Paroles Charles Trenet
Musique Charles Trenet
Interprètes Charles et Johnny
Année 1934

Une chanson qui tranche dans le répertoire de Charles et Johnny par son sérieux de déploration amoureuse.

NAISSANCE D'UN DUO
(Monsieur Trenet ; Richard Cannavo ; 1993 ; Editions Lieu Commun)

Max Jacob !... Sa vie durant Charles Trenet évoquera cette formidable amitié.

« Max, cher Max, je l'ai vu tous les jours pendant des années. Lorsque d'aventure je m'éloignais quelques jours, il m'écrivait : "Reviens, il y a si longtemps que je n'ai pas ri !"

C'est avec Max Jacob que j'ai fait mes premières chansons, comme ça, pour rire, une strophe lui, une strophe moi.

Et aussi "La polka du roi", imaginée pour le distraire, un jour qu'il boitait. »

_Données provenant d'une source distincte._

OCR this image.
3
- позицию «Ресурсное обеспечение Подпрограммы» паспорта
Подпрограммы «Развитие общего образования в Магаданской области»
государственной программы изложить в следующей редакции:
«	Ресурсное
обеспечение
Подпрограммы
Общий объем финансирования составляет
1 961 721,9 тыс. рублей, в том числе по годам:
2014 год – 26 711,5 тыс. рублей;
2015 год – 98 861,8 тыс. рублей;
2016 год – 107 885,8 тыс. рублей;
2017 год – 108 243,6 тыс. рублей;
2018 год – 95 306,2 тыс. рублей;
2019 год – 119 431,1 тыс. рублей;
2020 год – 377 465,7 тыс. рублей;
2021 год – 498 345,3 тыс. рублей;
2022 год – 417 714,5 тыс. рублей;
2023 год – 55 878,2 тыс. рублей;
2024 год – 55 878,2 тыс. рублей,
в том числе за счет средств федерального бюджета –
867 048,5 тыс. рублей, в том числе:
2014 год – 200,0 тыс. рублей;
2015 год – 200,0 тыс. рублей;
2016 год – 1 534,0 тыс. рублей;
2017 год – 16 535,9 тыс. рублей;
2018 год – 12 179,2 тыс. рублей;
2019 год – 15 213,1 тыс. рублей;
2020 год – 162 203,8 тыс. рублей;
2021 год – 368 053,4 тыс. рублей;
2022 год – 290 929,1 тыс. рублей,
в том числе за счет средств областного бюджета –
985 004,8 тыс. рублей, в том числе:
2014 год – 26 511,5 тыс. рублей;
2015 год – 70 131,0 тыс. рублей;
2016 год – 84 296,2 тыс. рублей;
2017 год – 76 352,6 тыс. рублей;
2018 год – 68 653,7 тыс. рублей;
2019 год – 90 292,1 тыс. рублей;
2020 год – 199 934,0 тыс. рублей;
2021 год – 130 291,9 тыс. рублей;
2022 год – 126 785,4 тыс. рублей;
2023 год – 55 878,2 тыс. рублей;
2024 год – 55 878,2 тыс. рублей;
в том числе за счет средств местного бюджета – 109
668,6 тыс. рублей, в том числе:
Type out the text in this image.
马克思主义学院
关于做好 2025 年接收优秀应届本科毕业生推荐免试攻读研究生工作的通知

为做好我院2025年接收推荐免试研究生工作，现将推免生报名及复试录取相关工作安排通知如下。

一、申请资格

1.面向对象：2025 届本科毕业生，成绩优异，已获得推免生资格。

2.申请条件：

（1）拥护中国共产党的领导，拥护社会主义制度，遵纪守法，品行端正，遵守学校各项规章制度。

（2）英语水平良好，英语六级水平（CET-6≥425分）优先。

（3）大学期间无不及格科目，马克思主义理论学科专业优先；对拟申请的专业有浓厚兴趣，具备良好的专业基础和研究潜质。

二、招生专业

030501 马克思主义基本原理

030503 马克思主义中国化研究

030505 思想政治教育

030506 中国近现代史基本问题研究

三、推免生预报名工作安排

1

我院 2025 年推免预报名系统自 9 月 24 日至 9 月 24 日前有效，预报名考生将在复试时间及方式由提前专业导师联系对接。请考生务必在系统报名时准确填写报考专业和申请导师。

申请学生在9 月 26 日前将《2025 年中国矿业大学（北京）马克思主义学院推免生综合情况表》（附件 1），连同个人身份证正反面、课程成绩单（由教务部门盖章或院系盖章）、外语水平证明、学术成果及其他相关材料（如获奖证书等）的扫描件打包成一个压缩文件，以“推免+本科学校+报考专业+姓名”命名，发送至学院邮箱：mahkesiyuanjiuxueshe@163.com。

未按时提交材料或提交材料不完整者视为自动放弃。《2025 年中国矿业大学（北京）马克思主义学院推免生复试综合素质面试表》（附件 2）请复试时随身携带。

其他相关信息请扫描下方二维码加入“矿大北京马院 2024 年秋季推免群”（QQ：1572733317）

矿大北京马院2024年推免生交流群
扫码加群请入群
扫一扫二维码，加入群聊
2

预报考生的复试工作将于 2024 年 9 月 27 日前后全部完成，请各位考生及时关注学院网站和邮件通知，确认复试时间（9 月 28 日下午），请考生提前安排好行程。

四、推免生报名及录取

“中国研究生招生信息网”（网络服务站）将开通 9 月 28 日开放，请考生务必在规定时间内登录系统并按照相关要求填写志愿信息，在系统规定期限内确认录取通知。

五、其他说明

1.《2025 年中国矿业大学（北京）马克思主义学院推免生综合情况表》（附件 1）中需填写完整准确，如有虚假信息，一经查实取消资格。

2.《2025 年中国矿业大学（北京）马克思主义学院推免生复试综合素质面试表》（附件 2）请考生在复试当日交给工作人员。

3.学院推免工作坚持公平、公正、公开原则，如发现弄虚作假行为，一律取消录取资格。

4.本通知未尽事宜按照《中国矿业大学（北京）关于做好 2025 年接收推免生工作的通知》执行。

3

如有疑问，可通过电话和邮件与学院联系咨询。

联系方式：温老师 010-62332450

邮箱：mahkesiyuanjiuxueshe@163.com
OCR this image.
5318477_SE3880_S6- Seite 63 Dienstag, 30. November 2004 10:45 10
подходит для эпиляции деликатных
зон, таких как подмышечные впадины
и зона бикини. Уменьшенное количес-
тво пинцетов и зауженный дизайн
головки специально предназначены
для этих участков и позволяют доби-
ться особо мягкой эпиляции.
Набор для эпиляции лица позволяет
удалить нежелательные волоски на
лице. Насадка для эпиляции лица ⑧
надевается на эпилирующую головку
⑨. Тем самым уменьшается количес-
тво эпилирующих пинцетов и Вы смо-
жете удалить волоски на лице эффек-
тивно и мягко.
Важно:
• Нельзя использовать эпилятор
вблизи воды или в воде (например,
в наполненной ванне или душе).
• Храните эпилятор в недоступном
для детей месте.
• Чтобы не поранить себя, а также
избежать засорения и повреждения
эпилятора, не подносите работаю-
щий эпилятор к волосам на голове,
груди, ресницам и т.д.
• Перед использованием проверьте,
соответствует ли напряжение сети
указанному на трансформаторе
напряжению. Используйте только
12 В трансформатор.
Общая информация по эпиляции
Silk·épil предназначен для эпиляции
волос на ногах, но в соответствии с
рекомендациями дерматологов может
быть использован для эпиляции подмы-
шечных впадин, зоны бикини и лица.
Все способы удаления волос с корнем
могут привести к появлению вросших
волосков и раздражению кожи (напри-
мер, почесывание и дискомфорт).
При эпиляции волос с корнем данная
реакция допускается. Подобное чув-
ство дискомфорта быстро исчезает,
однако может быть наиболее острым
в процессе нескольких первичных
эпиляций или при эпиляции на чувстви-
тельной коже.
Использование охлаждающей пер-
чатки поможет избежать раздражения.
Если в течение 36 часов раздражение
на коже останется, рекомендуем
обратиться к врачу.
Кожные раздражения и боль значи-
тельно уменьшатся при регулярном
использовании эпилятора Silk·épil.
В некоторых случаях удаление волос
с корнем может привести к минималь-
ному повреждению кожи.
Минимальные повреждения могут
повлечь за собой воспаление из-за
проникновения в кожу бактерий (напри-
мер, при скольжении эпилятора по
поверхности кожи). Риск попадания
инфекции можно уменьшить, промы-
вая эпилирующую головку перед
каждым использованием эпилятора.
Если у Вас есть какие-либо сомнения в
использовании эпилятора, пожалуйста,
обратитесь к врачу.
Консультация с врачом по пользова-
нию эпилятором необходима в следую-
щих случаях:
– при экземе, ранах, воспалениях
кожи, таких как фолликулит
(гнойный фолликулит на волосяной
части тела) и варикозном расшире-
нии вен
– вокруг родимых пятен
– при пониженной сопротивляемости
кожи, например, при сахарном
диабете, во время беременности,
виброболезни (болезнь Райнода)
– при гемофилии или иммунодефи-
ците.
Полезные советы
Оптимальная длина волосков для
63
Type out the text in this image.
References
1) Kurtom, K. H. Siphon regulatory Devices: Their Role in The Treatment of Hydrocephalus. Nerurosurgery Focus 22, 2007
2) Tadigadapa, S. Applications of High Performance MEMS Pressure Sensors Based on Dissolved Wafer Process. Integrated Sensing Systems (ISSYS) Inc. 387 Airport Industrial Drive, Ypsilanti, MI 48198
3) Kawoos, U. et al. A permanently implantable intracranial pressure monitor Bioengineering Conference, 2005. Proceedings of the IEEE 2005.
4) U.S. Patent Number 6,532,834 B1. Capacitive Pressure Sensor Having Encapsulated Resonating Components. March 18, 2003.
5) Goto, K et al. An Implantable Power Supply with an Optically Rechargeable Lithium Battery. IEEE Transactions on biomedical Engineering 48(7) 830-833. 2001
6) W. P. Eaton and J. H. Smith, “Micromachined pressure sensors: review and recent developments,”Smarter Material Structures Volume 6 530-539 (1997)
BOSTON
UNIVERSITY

Max Jacob est très attaché au jeune Charles dont la fantaisie inquiète est déjà, les poèmes d'adolescence en attestent, si proche de la sienne qu'elle ne peut que les réunir. Leur goût commun pour Gershwin aussi : le grand inspirateur de toute la musique américaine contemporaine, le maître de Broadway, le roi de la musique populaire, celui que l'on joue aujourd'hui au Metropolitan, est une passion commune du poète déjà adulte et du jeune homme qui aspire tant à le devenir... Charles continue d'ailleurs à affirmer : « En ces années, au point de vue musique légère, j'étais plutôt dans le genre Gershwin et toutes ces choses-là. J'aimais toutes les musiques américaines, Richard Myers, Irving Berlin, Jerome Kern, mais mon Dieu, c'était Gershwin ! » Et pour entendre ces musiques-là, il faut alors aller au cinéma ou à Montparnasse, dans l'un de ces nombreux pianos-bars où le pianiste porte un pantalon à pattes d'éléphant, un gilet rayé, se coiffe d'un melon et est américain, et noir de préférence.

C'est pourtant un pianiste habillé comme un collégien bien élevé, avec cravate et souliers vernis, blanc, et suisse de surcroît, qui va précipiter les choses, susciter la vocation, en somme faire la décision. Ce jeune homme (il a tout juste un an de moins que Charles) s'appelle Johnny Hess. Charles raconte :

« Je fréquentais un piano-bar : le College Inn. Les pianistes y étaient d'ordinaire des étudiants américains. Un jour, par hasard, j'y entrai dans l'après-midi. Au piano, un enfant jouait, et si bien que je demandai à le connaître. Quand il se leva, je vis qu'il ne s'agissait pas d'un enfant, mais d'un garçon sensiblement de mon âge (donc de dix-sept ou dix-huit ans) dont la tête seulement était celle d'un gosse. Il s'appelait Johnny Hess et nous devînmes tout de suite amis.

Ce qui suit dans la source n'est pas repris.